The cockroach was gone. Birds were fluttering noisily above, and clouds had covered the sky. He could smell the rain; the air around him was electrified and he could almost hear it buzz, prompting him to get up and walk farther. Before long, raindrops started to whip his cheeks and arms. Suddenly, the rain started to patter: a summer whim, as his grandmother used to say while bustling him inside, sheltering him as well she could from the short, rich gusts with all her body, with her large, soft breasts and with her armpits. He instinctively lifted his arms up, pulling his T-shirt over his head, and looked around at the slender trees and the plastic roof supported by four posts before deciding to seek refuge in the lobby of Harry’s apartment building to wait there for the rain to calm down.
Once inside, he shook the water off like a dog and then remained still, listening for noises in the building. Although he heard murmurs and squeaks, short cracks followed by a slow friction, a rugged rustle coming from the elevator shaft and brief trampling, the silence was still overwhelming. All these noises meant nothing compared to the absence of people and of the sounds made by them.
He breathed in several times, filling his lungs with air. A stench, at first faint as a breeze, then increasing as his sense of smell got accustomed to the interior, remained clinging to his nostrils like icicles in winter. It became stronger, stinging his nose and reminding him of the nail polish remover that diffused throughout the bathroom after his mother wiped the polish off her nails and left the soaked and reddened cotton
swabs on the sink. He looked up through the tunnel made by the staircase handrail, making sure there was no one there. The flow of air made the smell grow stronger and then fade in waves. From upstairs he could hear a window banging rhythmically against the wall. After slamming like that for several minutes, while Sal pricked up his ears to hear the other noises inside, the noise of its shattered glass falling on the floor followed.

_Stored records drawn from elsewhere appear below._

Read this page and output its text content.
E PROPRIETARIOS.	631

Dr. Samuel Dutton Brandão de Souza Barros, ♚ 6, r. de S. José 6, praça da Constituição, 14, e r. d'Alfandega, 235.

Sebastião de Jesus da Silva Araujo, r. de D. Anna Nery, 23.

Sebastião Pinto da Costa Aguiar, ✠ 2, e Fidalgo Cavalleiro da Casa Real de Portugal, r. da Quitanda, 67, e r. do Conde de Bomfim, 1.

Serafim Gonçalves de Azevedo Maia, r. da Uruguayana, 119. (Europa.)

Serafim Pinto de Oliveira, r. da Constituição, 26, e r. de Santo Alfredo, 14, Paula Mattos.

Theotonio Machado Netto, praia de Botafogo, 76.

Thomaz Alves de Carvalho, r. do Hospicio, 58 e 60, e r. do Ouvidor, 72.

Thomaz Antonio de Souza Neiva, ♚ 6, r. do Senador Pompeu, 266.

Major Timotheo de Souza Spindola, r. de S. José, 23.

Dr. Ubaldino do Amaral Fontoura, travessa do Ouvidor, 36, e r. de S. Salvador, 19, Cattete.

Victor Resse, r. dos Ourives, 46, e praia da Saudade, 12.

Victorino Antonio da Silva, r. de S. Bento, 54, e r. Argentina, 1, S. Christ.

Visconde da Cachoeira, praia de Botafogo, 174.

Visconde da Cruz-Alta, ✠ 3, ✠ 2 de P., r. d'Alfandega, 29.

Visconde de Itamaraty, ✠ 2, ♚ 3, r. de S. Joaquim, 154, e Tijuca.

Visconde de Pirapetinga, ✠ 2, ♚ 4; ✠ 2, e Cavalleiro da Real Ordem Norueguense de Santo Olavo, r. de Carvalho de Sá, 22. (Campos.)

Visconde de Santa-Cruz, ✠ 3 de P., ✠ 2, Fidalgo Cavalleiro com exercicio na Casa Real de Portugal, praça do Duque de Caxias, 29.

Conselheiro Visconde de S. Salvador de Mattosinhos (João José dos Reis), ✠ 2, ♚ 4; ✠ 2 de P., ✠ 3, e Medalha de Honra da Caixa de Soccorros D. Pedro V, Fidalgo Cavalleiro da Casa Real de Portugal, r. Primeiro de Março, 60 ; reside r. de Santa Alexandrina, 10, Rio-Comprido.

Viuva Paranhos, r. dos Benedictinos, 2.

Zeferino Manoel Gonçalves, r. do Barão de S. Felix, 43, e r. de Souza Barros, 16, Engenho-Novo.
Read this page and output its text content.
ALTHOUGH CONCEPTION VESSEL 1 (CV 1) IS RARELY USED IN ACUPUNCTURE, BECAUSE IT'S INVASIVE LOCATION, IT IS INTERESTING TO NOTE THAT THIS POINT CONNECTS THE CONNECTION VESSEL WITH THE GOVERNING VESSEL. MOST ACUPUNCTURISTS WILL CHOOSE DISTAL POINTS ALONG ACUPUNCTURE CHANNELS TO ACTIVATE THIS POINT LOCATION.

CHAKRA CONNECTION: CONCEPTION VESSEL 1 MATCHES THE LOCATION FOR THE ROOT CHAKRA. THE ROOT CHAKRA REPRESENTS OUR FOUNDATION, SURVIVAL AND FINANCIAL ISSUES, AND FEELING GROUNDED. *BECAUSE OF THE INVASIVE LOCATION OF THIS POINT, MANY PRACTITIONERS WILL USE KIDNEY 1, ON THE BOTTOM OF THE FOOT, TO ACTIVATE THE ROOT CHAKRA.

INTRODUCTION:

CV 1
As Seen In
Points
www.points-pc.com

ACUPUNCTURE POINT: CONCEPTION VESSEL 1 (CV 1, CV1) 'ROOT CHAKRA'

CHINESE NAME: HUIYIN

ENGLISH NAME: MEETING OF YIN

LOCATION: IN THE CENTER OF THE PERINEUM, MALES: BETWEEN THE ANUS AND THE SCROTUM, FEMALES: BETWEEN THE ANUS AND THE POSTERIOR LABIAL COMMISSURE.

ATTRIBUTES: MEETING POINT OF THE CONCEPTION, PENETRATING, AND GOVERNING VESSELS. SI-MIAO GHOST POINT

Sal expected someone would come out in the hallway to see what had happened, but nobody did. He decided to go upstairs despite the nausea already filling his chest and forcing up all his lunch: chicken soup with noodles, roast meat with boiled potatoes and tomato salad, followed by a jam and meringue cake topped with grated chocolate especially sent by Grandmother in a greased, paper-lined suitcase. Upon reaching each new floor, he leant with his hands upon his knees and tried to take a deep breath to push the food back down, but the inhaled air only managed to disturb his bowels more and bend him under the weight of his rebelling body.
On the second floor, from behind a massive wooden door with a carved golden handle, he could hear a recurrent rustle. Putting his ear to the varnished surface, Sal tried to make out what was on the other side. The rustle was pretty close, but its regularity betrayed a spring-loaded device.
He drew back and climbed to the next floor. There, overwhelmed by the heavy air, by the decomposed mixture of sweet and sour smells, he stepped on the floor covered with shattered glass, lifted his body with a powerful push by grasping the window sill and, with all his weight resting upon his thin wrists, leaned on the edge, then bent out and let the drops of rain fall on his face.